A month and a half ago I sold my position down to 25% long and have been waiting for the correction to run its course. If my theory that the market is in a major leg up is correct then it is time to look at the charts again.
HUI
It has been 25 trading days since the top has been put in in gold stocks. That is 62% of the last rally which lasted for 40 days. The price is approaching the 35-39 echo and is on a 16-20 buy signal. The 16-20 buy is 12 days old and is 2% in profit which is appropriate for the bullish picture. The 35-39 should prove to be the main support. In a true bull environment this would be the time for the price to start moving up. It doesn't have to be an explosive move but the bottom should be in or reached in the next few days.
GLD
The 35-36 is being touched while 221 is buying. The $165 level was the breakout and is now being tested. If successful it should signal the next leg up.
SLV
This was the most important chart to identify the change in direction and the potential of the last big market rally. The 32 level was the breakout level into the bull market. In the current picture this level and its importance is represented by confluence of three important indicators:
-the 35-39 echo that has just sold at 31.27. This should represent the support.

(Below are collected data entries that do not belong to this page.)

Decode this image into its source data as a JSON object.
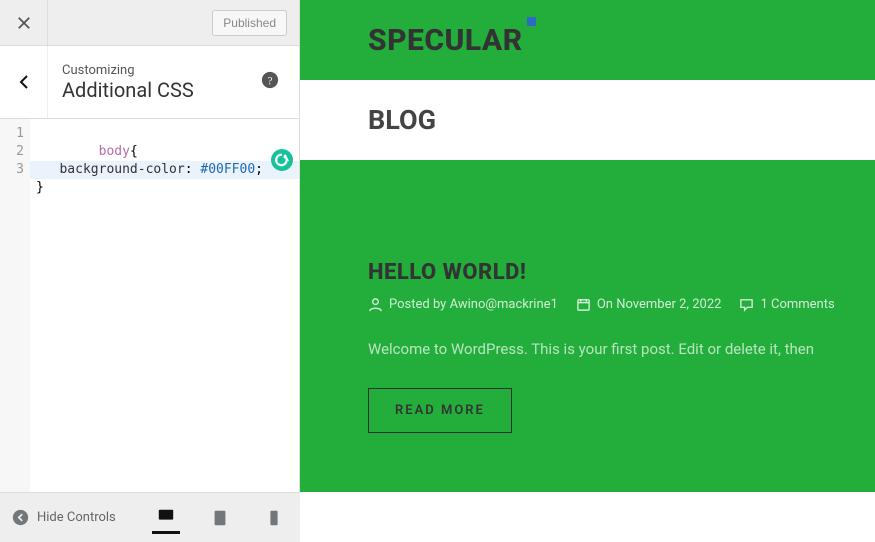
{
  "topbar": {
    "publish_label": "Published"
  },
  "section": {
    "sub": "Customizing",
    "main": "Additional CSS"
  },
  "code": {
    "lines": [
      "1",
      "2",
      "3"
    ],
    "line1_selector": "body",
    "line1_brace": "{",
    "line2_indent": "   ",
    "line2_prop": "background-color",
    "line2_colon": ": ",
    "line2_value": "#00FF00",
    "line2_semi": ";",
    "line3": "}"
  },
  "preview": {
    "brand": "SPECULAR",
    "blog": "BLOG",
    "post_title": "HELLO WORLD!",
    "posted_by_prefix": "Posted by ",
    "author": "Awino@mackrine1",
    "on_prefix": "On ",
    "date": "November 2, 2022",
    "comments": "1 Comments",
    "excerpt": "Welcome to WordPress. This is your first post. Edit or delete it, then",
    "read_more": "READ MORE"
  },
  "footer": {
    "hide_controls": "Hide Controls"
  }
}
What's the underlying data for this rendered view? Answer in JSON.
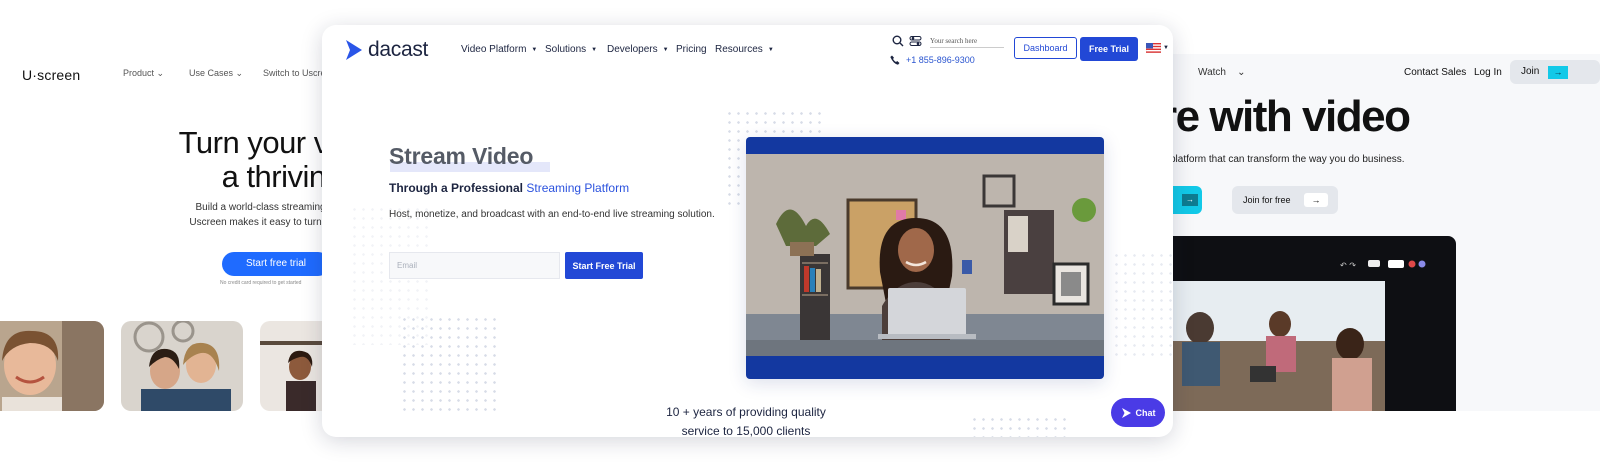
{
  "left_site": {
    "logo": "U·screen",
    "nav": [
      "Product",
      "Use Cases",
      "Switch to Uscreen"
    ],
    "headline": [
      "Turn your video",
      "a thriving"
    ],
    "description": [
      "Build a world-class streaming platform",
      "Uscreen makes it easy to turn your video"
    ],
    "cta": "Start free trial",
    "note": "No credit card required to get started"
  },
  "right_site": {
    "nav_watch": "Watch",
    "nav_right": [
      "Contact Sales",
      "Log In"
    ],
    "join": "Join",
    "headline": "re with video",
    "subheadline": "platform that can transform the way you do business.",
    "cta_primary": "ns",
    "cta_secondary": "Join for free"
  },
  "dacast": {
    "logo_text": "dacast",
    "nav": [
      {
        "label": "Video Platform",
        "dropdown": true
      },
      {
        "label": "Solutions",
        "dropdown": true
      },
      {
        "label": "Developers",
        "dropdown": true
      },
      {
        "label": "Pricing",
        "dropdown": false
      },
      {
        "label": "Resources",
        "dropdown": true
      }
    ],
    "search_placeholder": "Your search here",
    "phone": "+1 855-896-9300",
    "dashboard_button": "Dashboard",
    "free_trial_button": "Free Trial",
    "hero": {
      "title": "Stream Video",
      "subtitle_prefix": "Through a Professional",
      "subtitle_highlight": "Streaming Platform",
      "description": "Host, monetize, and broadcast with an end-to-end live streaming solution.",
      "email_placeholder": "Email",
      "cta": "Start Free Trial"
    },
    "stats": [
      "10 + years of providing quality",
      "service to 15,000 clients"
    ],
    "chat_button": "Chat",
    "colors": {
      "brand_blue": "#2248d6",
      "video_frame": "#1338a0",
      "chat_purple": "#4a3be6"
    }
  }
}
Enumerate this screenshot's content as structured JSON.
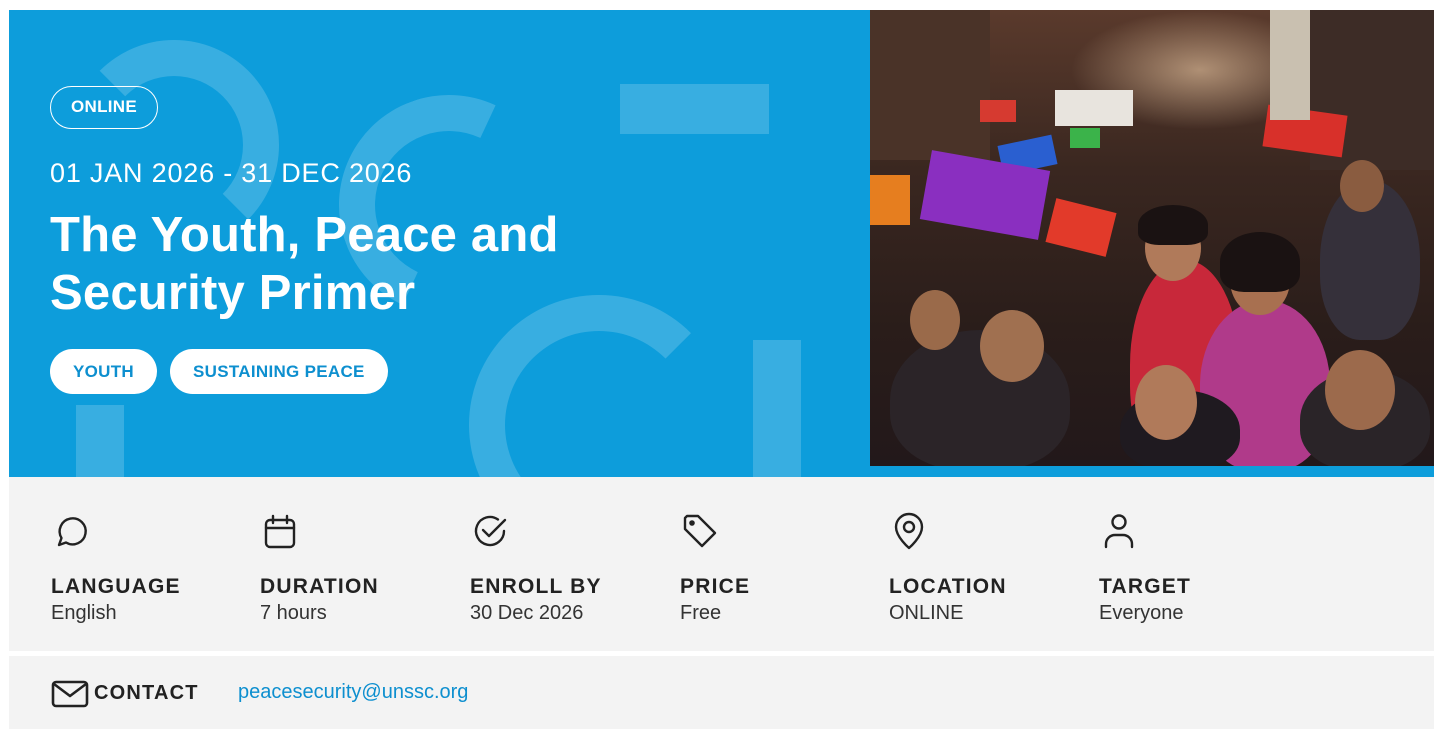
{
  "hero": {
    "mode_badge": "ONLINE",
    "dates": "01 JAN 2026 - 31 DEC 2026",
    "title": "The Youth, Peace and Security Primer",
    "tags": [
      "YOUTH",
      "SUSTAINING PEACE"
    ],
    "accent_color": "#0d9ddb"
  },
  "details": [
    {
      "icon": "chat-bubble-icon",
      "label": "LANGUAGE",
      "value": "English"
    },
    {
      "icon": "calendar-icon",
      "label": "DURATION",
      "value": "7 hours"
    },
    {
      "icon": "check-circle-icon",
      "label": "ENROLL BY",
      "value": "30 Dec 2026"
    },
    {
      "icon": "price-tag-icon",
      "label": "PRICE",
      "value": "Free"
    },
    {
      "icon": "location-pin-icon",
      "label": "LOCATION",
      "value": "ONLINE"
    },
    {
      "icon": "person-icon",
      "label": "TARGET",
      "value": "Everyone"
    }
  ],
  "contact": {
    "icon": "envelope-icon",
    "label": "CONTACT",
    "email": "peacesecurity@unssc.org",
    "link_color": "#0d8fcf"
  }
}
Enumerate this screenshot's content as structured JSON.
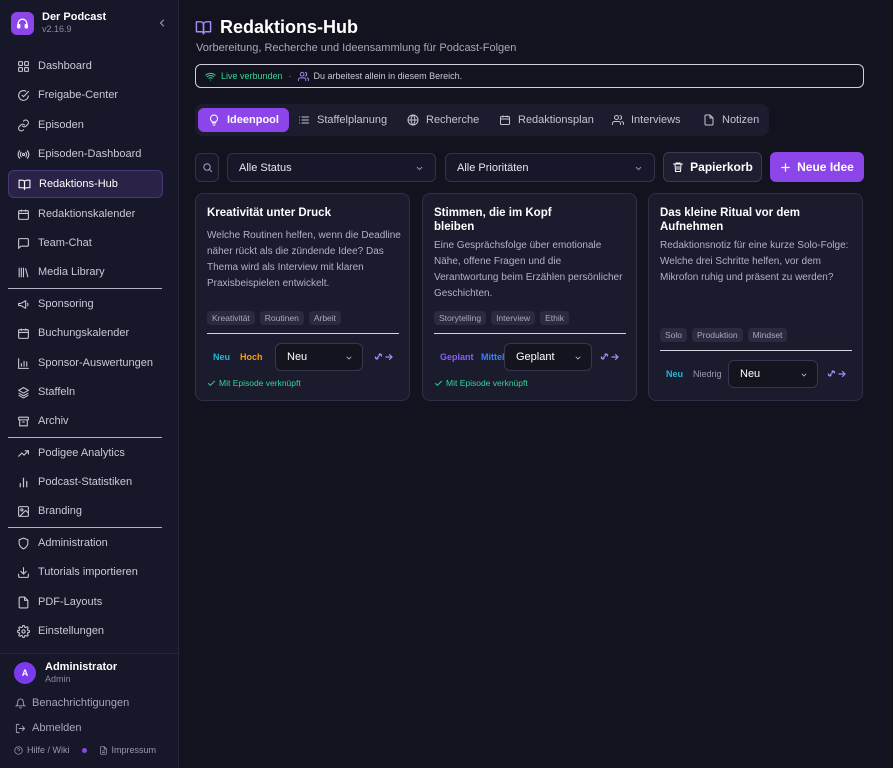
{
  "app": {
    "name": "Der Podcast",
    "version": "v2.16.9"
  },
  "sidebar": {
    "items": [
      {
        "label": "Dashboard",
        "icon": "grid-icon"
      },
      {
        "label": "Freigabe-Center",
        "icon": "check-circle-icon"
      },
      {
        "label": "Episoden",
        "icon": "link-icon"
      },
      {
        "label": "Episoden-Dashboard",
        "icon": "broadcast-icon"
      },
      {
        "label": "Redaktions-Hub",
        "icon": "book-open-icon",
        "active": true
      },
      {
        "label": "Redaktionskalender",
        "icon": "calendar-icon"
      },
      {
        "label": "Team-Chat",
        "icon": "message-icon"
      },
      {
        "label": "Media Library",
        "icon": "library-icon"
      },
      {
        "label": "Sponsoring",
        "icon": "megaphone-icon"
      },
      {
        "label": "Buchungskalender",
        "icon": "calendar-icon"
      },
      {
        "label": "Sponsor-Auswertungen",
        "icon": "bar-chart-icon"
      },
      {
        "label": "Staffeln",
        "icon": "layers-icon"
      },
      {
        "label": "Archiv",
        "icon": "archive-icon"
      },
      {
        "label": "Podigee Analytics",
        "icon": "trending-up-icon"
      },
      {
        "label": "Podcast-Statistiken",
        "icon": "bar-chart-icon"
      },
      {
        "label": "Branding",
        "icon": "image-icon"
      },
      {
        "label": "Administration",
        "icon": "shield-icon"
      },
      {
        "label": "Tutorials importieren",
        "icon": "download-icon"
      },
      {
        "label": "PDF-Layouts",
        "icon": "file-icon"
      },
      {
        "label": "Einstellungen",
        "icon": "gear-icon"
      }
    ],
    "user": {
      "initial": "A",
      "name": "Administrator",
      "role": "Admin"
    },
    "notifications": "Benachrichtigungen",
    "logout": "Abmelden",
    "help": "Hilfe / Wiki",
    "imprint": "Impressum"
  },
  "header": {
    "title": "Redaktions-Hub",
    "subtitle": "Vorbereitung, Recherche und Ideensammlung für Podcast-Folgen",
    "live": "Live verbunden",
    "presence": "Du arbeitest allein in diesem Bereich."
  },
  "tabs": [
    "Ideenpool",
    "Staffelplanung",
    "Recherche",
    "Redaktionsplan",
    "Interviews",
    "Notizen"
  ],
  "filters": {
    "status": "Alle Status",
    "priority": "Alle Prioritäten",
    "trash": "Papierkorb",
    "new": "Neue Idee"
  },
  "cards": [
    {
      "title": "Kreativität unter Druck",
      "description": "Welche Routinen helfen, wenn die Deadline näher rückt als die zündende Idee? Das Thema wird als Interview mit klaren Praxisbeispielen entwickelt.",
      "tags": [
        "Kreativität",
        "Routinen",
        "Arbeit"
      ],
      "status_badge": "Neu",
      "priority_badge": "Hoch",
      "status_color": "#22b8d8",
      "priority_color": "#f59e0b",
      "select_value": "Neu",
      "linked": "Mit Episode verknüpft"
    },
    {
      "title": "Stimmen, die im Kopf bleiben",
      "description": "Eine Gesprächsfolge über emotionale Nähe, offene Fragen und die Verantwortung beim Erzählen persönlicher Geschichten.",
      "tags": [
        "Storytelling",
        "Interview",
        "Ethik"
      ],
      "status_badge": "Geplant",
      "priority_badge": "Mittel",
      "status_color": "#8b5cf6",
      "priority_color": "#3b82f6",
      "select_value": "Geplant",
      "linked": "Mit Episode verknüpft"
    },
    {
      "title": "Das kleine Ritual vor dem Aufnehmen",
      "description": "Redaktionsnotiz für eine kurze Solo-Folge: Welche drei Schritte helfen, vor dem Mikrofon ruhig und präsent zu werden?",
      "tags": [
        "Solo",
        "Produktion",
        "Mindset"
      ],
      "status_badge": "Neu",
      "priority_badge": "Niedrig",
      "status_color": "#22b8d8",
      "priority_color": "#9a9ab0",
      "select_value": "Neu"
    }
  ],
  "colors": {
    "accent": "#8b45e8",
    "live": "#34d399",
    "background": "#13131f"
  }
}
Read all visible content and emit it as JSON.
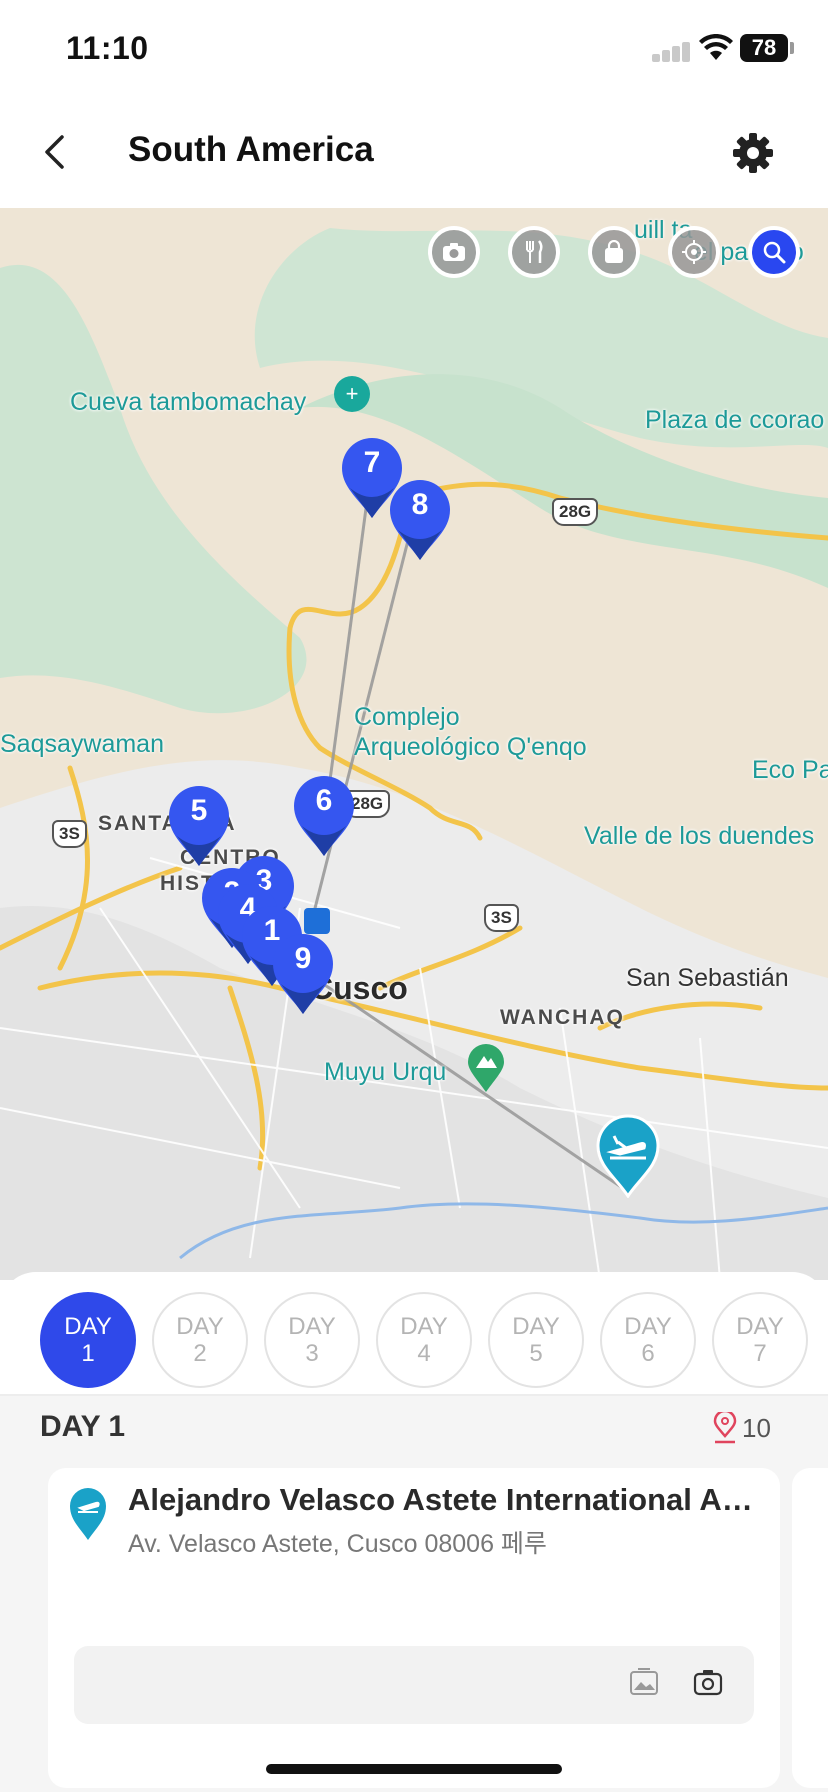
{
  "status_bar": {
    "time": "11:10",
    "battery": "78"
  },
  "header": {
    "title": "South America"
  },
  "map": {
    "labels": {
      "cueva": "Cueva tambomachay",
      "plaza": "Plaza de ccorao",
      "complejo_1": "Complejo",
      "complejo_2": "Arqueológico Q'enqo",
      "saqsay": "Saqsaywaman",
      "eco": "Eco Pa",
      "valle": "Valle de los duendes",
      "santa_ana": "SANTA ANA",
      "centro_1": "CENTRO",
      "centro_2": "HISTÓRICO",
      "cusco": "Cusco",
      "san_sebastian": "San Sebastián",
      "wanchaq": "WANCHAQ",
      "muyu": "Muyu Urqu",
      "top_right_1": "uill  ta",
      "top_right_2": "el paraíso"
    },
    "shields": {
      "s1": "28G",
      "s2": "28G",
      "s3": "3S",
      "s4": "3S"
    },
    "pins": {
      "p1": "1",
      "p2": "2",
      "p3": "3",
      "p4": "4",
      "p5": "5",
      "p6": "6",
      "p7": "7",
      "p8": "8",
      "p9": "9"
    },
    "tools": [
      "camera-icon",
      "restaurant-icon",
      "shopping-bag-icon",
      "location-target-icon",
      "search-icon"
    ]
  },
  "days": {
    "d1": {
      "top": "DAY",
      "num": "1"
    },
    "d2": {
      "top": "DAY",
      "num": "2"
    },
    "d3": {
      "top": "DAY",
      "num": "3"
    },
    "d4": {
      "top": "DAY",
      "num": "4"
    },
    "d5": {
      "top": "DAY",
      "num": "5"
    },
    "d6": {
      "top": "DAY",
      "num": "6"
    },
    "d7": {
      "top": "DAY",
      "num": "7"
    }
  },
  "day_section": {
    "heading": "DAY 1",
    "place_count": "10",
    "card": {
      "title": "Alejandro Velasco Astete International Airport",
      "address": "Av. Velasco Astete, Cusco 08006 페루"
    }
  },
  "colors": {
    "accent": "#2f49ea",
    "pin_blue": "#3556f0",
    "airport_teal": "#1aa2c8",
    "route": "#9a9a9a"
  }
}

-the 221 echo that has bought 2 days ago. This buy has a proper bullish alignment and also should represent the support.
-the long term support/resistance trend line (red) that is currently standing at around 32. Since its inception the SLV is oscillating around this trend line and every significant move up or down has started by confirming breakout or breakdown of this line. You can see how the recent true bull signal coincided with breaking through this trend line and how it is being tested now.
UUP
My last update was titled 'Has dollar bottomed?' and yes indeed that was the bottom. The ensuing rally was week and not what I was going for. I would be happier with a sharp move straight into the 16-20 sell and then a 221 sell for a double sell and then a strong continuation of the down trend. The way it has transpired it is not quite sure that the correction is over, e.g. we might be looking at a double bottom. If that is the case the question is how to reconcile this with the the HUI and the GLD chart? My take would be more sideways/down for the GLD and a relative strength in gold stocks (sideways).
SandP
SandP is on a true bull and is testing the breakout. It is down to touch/break the 35-39 echo which should prove to be the support if this is really beginning of a move up.
Aussie gold
Aussie golds confirmed the bottom after buying the 92-96 echo. The bottom was in the form of an inverse H&S and is now testing the neckline level from above. I am beginning buying at this level. Bought this week EVN, RSG, OGC and KCN to get back to 50% invested. I will be adding on weak days until fully invested. No stop loss for now.